Patrick Mattar, from the iShares EMEA capital markets team at BlackRock, comments on the five key stories behind the European ETP flows in August:
Key themes this month:
- Ooh la la
- August was another positive month for European equities. Despite being down on July’s figure, the $1.1B that went into EMEA-listed ETFs mean there have now been 12 consecutive months of European equity ETP inflows – the longest inflow run on record.
- We also witnessed the continuation of a trend highlighted last month: the bulk of the flow into European equities across all listing went into EMEA-listed ETPs. US-listed equivalents had a monthly outflow (-$120m) for only the second time since November 2016.
- It seems clear that US investors’ appetite for European equities has waned somewhat in the last couple of months while European investors have continued to allocate and with scale.
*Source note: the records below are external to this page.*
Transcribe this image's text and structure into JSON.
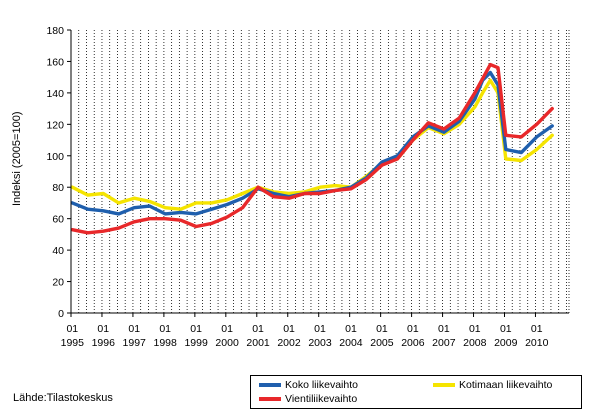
{
  "chart_data": {
    "type": "line",
    "title": "",
    "xlabel": "",
    "ylabel": "Indeksi (2005=100)",
    "ylim": [
      0,
      180
    ],
    "yticks": [
      0,
      20,
      40,
      60,
      80,
      100,
      120,
      140,
      160,
      180
    ],
    "grid": "vertical dotted lines per quarter",
    "x_start": "1995-01",
    "x_frequency": "monthly",
    "xtick_month_label": "01",
    "years": [
      "1995",
      "1996",
      "1997",
      "1998",
      "1999",
      "2000",
      "2001",
      "2002",
      "2003",
      "2004",
      "2005",
      "2006",
      "2007",
      "2008",
      "2009",
      "2010"
    ],
    "legend_position": "bottom-right",
    "series": [
      {
        "name": "Koko liikevaihto",
        "color": "#1f5fad",
        "x": [
          "1995-01",
          "1995-07",
          "1996-01",
          "1996-07",
          "1997-01",
          "1997-07",
          "1998-01",
          "1998-07",
          "1999-01",
          "1999-07",
          "2000-01",
          "2000-07",
          "2001-01",
          "2001-07",
          "2002-01",
          "2002-07",
          "2003-01",
          "2003-07",
          "2004-01",
          "2004-07",
          "2005-01",
          "2005-07",
          "2006-01",
          "2006-07",
          "2007-01",
          "2007-07",
          "2008-01",
          "2008-04",
          "2008-07",
          "2008-10",
          "2009-01",
          "2009-07",
          "2010-01",
          "2010-07"
        ],
        "values": [
          70,
          66,
          65,
          63,
          67,
          68,
          63,
          64,
          63,
          66,
          69,
          73,
          79,
          76,
          74,
          76,
          77,
          78,
          80,
          86,
          96,
          100,
          112,
          119,
          115,
          122,
          136,
          148,
          153,
          145,
          104,
          102,
          112,
          119
        ]
      },
      {
        "name": "Kotimaan liikevaihto",
        "color": "#f5e400",
        "x": [
          "1995-01",
          "1995-07",
          "1996-01",
          "1996-07",
          "1997-01",
          "1997-07",
          "1998-01",
          "1998-07",
          "1999-01",
          "1999-07",
          "2000-01",
          "2000-07",
          "2001-01",
          "2001-07",
          "2002-01",
          "2002-07",
          "2003-01",
          "2003-07",
          "2004-01",
          "2004-07",
          "2005-01",
          "2005-07",
          "2006-01",
          "2006-07",
          "2007-01",
          "2007-07",
          "2008-01",
          "2008-04",
          "2008-07",
          "2008-10",
          "2009-01",
          "2009-07",
          "2010-01",
          "2010-07"
        ],
        "values": [
          80,
          75,
          76,
          70,
          73,
          71,
          67,
          66,
          70,
          70,
          72,
          76,
          80,
          77,
          76,
          77,
          80,
          81,
          80,
          87,
          95,
          98,
          110,
          118,
          114,
          120,
          131,
          140,
          148,
          140,
          98,
          97,
          104,
          113
        ]
      },
      {
        "name": "Vientiliikevaihto",
        "color": "#e8282a",
        "x": [
          "1995-01",
          "1995-07",
          "1996-01",
          "1996-07",
          "1997-01",
          "1997-07",
          "1998-01",
          "1998-07",
          "1999-01",
          "1999-07",
          "2000-01",
          "2000-07",
          "2001-01",
          "2001-07",
          "2002-01",
          "2002-07",
          "2003-01",
          "2003-07",
          "2004-01",
          "2004-07",
          "2005-01",
          "2005-07",
          "2006-01",
          "2006-07",
          "2007-01",
          "2007-07",
          "2008-01",
          "2008-04",
          "2008-07",
          "2008-10",
          "2009-01",
          "2009-07",
          "2010-01",
          "2010-07"
        ],
        "values": [
          53,
          51,
          52,
          54,
          58,
          60,
          60,
          59,
          55,
          57,
          61,
          67,
          80,
          74,
          73,
          76,
          76,
          78,
          79,
          85,
          94,
          98,
          110,
          121,
          117,
          124,
          140,
          149,
          158,
          156,
          113,
          112,
          120,
          130
        ]
      }
    ]
  },
  "source_text": "Lähde:Tilastokeskus"
}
- The trend is your friend
- There was a $300m net inflow to EMEA-listed momentum factor ETFs in August, the largest month for flows into momentum exposures ever. The majority went to world equity momentum ETFs.
- Over the last 12 months, there has been something of a rotation out of the low volatility factor towards the value factor. From the start of the year to end-July, there were inflows of $3.0B into EMEA-listed momentum ETFs. Since July, flows into value factor ETFs have stalled, while momentum factor funds have had record inflows.
- The momentum factor provides exposure to stocks in a given universe that have performed well in the recent past. The pick up in flows to this area suggests that some investors are currently living by that old mantra ‘the trend is your friend’.
- Banking on financials
- August was the sixth inflow month in a row for European financials sector ETPs. It also means that the last six months are the largest ever in terms of inflows for these funds, many investors may be focussing on depressed valuations after a long period of underperformance.
- There were outflows from more-defensive Europe sector ETPs with the largest withdrawals from industrials and consumer services funds, European cyclicals seem to be in vogue.
- Concurrently, open interest in Eurex-listed Eurozone banks futures contracts is close to all-time highs (€7.6B). European banks indices have had strong upward moves recently which suggests many futures positions have been dominated by bullish investors. With the exaggerated skew toward ‘long’ futures contracts increasing roll costs on these contracts, investors with a positive view on European financials may start to look to ETFs for a more efficient exposure.
- Fixed income fragmentation
- € investment grade (IG) and emerging market debt (EMD) ETPs have been the dominant inflow groups within FI in Europe this year. Combined, these products have attracted $11.2B of the total $22.1B added to EMEA-listed FI ETPs in 2017.
- August was different: €IG and EMD ETPs contributed only 37% of the total EMEA FI flows having contributed 67% of the flows over the three preceding months. The absolute flow values are also seemingly on a slight decline for both categories (see chart).
- Of the other FI categories, European sovereign and $IG ETPs were stand outs in August, attracting a combined $900m. On this evidence, it appears that investor views on FI are currently mixed with no clear consensus.
- Gold rush
- EMEA-listed Gold ETPs attracted $0.3B in August, continuing a strong period for the yellow metal: there have been inflows every month and a cumulative $3.7B of inflows into EMEAlisted gold ETPs this year.
- We have previously highlighted that US and EMEA investors appear to have had opposing views on gold this year. In August, this pattern reversed as there were inflows into both. US-listed gold ETPs attracted $1.1B.
- In a month characterised by rising tensions between the US and North Korea it appears that US investors have started to shelter in gold.